Monday, December 14, 2009
"In the recent unpleasantness, the [US] made some progress towards solving its biggest economic problem of recent years: the lack of US savings. Regrettably, in the latest figures, the beginnings of economic recovery have brought backsliding with the savings rate dropping back from 6% to 4.3%. Without more savings, as global liquidity declines, the [US] will quickly become a capital-starved economy, losing investment to capital surplus countries where savings are plentiful. The difficult questions are: what caused the savings decline and what can be done about it? ... The US savings rate began to decline in the 1970s. ... There appear at first glance to be three factors that may have affected the trend in savings rates: The first and most important is the return available to savings. ... The second reason why the savings rate may have declined is the revolution in consumer finance since the 1960s. ... The third reason, impossible to quantify, is the attitude to saving of the US population itself", Martin Hutchinson at Prudent Bear, 26 October 2009, link: http://www.prudentbear.com/index.php/thebearslairview?art_id=10302.

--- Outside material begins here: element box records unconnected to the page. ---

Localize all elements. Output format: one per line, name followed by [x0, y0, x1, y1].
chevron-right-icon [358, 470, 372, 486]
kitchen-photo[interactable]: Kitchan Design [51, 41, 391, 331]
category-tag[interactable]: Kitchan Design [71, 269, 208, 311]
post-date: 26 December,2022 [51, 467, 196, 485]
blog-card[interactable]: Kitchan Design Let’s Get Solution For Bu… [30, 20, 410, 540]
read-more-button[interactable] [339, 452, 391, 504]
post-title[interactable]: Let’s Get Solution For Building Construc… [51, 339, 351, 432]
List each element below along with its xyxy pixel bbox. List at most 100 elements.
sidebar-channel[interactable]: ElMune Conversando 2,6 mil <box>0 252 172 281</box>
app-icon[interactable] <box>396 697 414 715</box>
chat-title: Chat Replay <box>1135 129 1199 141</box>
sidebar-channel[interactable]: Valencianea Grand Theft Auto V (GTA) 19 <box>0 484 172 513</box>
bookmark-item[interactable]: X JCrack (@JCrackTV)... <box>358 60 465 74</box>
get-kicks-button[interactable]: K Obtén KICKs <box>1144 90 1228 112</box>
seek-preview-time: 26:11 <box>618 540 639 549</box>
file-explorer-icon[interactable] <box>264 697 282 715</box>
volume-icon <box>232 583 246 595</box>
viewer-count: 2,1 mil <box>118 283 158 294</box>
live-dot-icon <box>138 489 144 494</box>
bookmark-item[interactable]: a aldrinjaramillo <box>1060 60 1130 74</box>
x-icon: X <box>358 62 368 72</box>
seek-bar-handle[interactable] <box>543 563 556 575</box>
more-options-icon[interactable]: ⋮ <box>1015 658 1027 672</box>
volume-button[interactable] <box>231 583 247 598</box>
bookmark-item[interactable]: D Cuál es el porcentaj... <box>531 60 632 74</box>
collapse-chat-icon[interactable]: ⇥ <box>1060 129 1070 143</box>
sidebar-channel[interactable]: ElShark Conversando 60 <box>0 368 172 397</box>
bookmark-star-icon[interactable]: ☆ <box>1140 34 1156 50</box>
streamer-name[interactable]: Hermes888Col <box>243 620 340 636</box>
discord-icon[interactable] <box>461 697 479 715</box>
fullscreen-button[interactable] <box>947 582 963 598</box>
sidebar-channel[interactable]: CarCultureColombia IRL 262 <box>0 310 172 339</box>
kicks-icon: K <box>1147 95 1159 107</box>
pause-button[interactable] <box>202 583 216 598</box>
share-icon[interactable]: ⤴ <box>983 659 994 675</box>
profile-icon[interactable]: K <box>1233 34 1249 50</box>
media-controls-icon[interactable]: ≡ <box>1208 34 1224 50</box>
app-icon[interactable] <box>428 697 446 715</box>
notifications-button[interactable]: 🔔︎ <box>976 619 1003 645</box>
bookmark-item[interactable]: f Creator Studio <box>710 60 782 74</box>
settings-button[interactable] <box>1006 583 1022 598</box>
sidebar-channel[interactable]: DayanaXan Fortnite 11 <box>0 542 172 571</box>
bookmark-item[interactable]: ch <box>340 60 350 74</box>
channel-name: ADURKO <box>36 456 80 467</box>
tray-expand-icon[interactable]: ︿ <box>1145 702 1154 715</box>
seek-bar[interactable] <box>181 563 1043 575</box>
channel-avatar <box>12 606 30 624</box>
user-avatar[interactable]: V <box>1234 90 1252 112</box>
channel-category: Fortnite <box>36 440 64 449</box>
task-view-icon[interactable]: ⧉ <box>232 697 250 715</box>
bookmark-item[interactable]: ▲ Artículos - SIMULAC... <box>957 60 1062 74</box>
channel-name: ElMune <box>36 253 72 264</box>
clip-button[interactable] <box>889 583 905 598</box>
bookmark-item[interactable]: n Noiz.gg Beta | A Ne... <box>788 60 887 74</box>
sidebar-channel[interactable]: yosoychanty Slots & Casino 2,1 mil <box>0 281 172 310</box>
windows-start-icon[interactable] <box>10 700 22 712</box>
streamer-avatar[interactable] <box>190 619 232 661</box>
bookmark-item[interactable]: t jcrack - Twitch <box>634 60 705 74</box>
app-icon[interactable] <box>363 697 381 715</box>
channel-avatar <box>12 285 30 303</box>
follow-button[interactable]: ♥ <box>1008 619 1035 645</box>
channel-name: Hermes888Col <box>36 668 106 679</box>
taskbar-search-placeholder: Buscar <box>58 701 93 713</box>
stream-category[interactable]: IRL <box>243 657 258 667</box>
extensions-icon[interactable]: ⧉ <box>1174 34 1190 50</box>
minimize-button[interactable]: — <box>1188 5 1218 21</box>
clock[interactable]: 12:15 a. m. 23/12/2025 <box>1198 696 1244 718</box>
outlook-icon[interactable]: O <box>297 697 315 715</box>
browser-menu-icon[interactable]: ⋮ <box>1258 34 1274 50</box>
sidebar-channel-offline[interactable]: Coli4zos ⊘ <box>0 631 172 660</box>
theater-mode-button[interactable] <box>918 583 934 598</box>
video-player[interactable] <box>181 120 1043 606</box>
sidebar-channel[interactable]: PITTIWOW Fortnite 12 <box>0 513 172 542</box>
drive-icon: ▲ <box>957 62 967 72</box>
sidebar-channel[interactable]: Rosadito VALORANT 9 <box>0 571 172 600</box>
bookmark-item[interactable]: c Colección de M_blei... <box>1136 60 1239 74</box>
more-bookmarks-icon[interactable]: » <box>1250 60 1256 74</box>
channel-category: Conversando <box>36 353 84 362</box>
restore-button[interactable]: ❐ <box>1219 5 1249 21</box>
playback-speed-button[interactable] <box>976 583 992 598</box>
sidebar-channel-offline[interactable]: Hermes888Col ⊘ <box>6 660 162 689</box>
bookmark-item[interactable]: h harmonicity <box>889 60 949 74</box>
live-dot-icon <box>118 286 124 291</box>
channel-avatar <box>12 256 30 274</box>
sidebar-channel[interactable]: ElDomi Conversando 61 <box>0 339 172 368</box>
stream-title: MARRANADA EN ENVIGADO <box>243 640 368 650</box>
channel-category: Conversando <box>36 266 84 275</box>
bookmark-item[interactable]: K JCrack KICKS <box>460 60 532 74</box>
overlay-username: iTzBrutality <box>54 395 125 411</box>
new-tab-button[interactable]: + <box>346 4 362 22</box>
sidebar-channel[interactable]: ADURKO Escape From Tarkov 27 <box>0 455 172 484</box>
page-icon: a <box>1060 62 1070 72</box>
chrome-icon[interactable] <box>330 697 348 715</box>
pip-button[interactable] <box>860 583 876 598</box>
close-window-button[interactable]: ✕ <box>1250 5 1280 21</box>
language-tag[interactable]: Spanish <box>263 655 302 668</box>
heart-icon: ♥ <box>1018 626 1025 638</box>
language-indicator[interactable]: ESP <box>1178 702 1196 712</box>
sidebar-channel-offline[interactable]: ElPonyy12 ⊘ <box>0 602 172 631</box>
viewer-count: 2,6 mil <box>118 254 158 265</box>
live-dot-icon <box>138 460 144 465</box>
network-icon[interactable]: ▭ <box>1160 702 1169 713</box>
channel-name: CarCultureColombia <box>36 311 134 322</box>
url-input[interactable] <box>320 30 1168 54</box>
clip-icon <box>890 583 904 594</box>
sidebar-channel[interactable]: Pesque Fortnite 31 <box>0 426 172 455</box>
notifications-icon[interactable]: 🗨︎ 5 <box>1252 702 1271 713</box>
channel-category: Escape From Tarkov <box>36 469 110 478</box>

The savings rate fell because interest rates are too low. As long as Zimbabwe Ben can steal your savings to give banks to prop them up, why save? Further, your savings are subject to taxes on non-existent interest and capital gains. Among other things the tax code should change to encourage savings. What's hard to understand? Under the current fiat-money, post-1971 regime, interest is what Uncle Sam promises to pay you to steal your principal.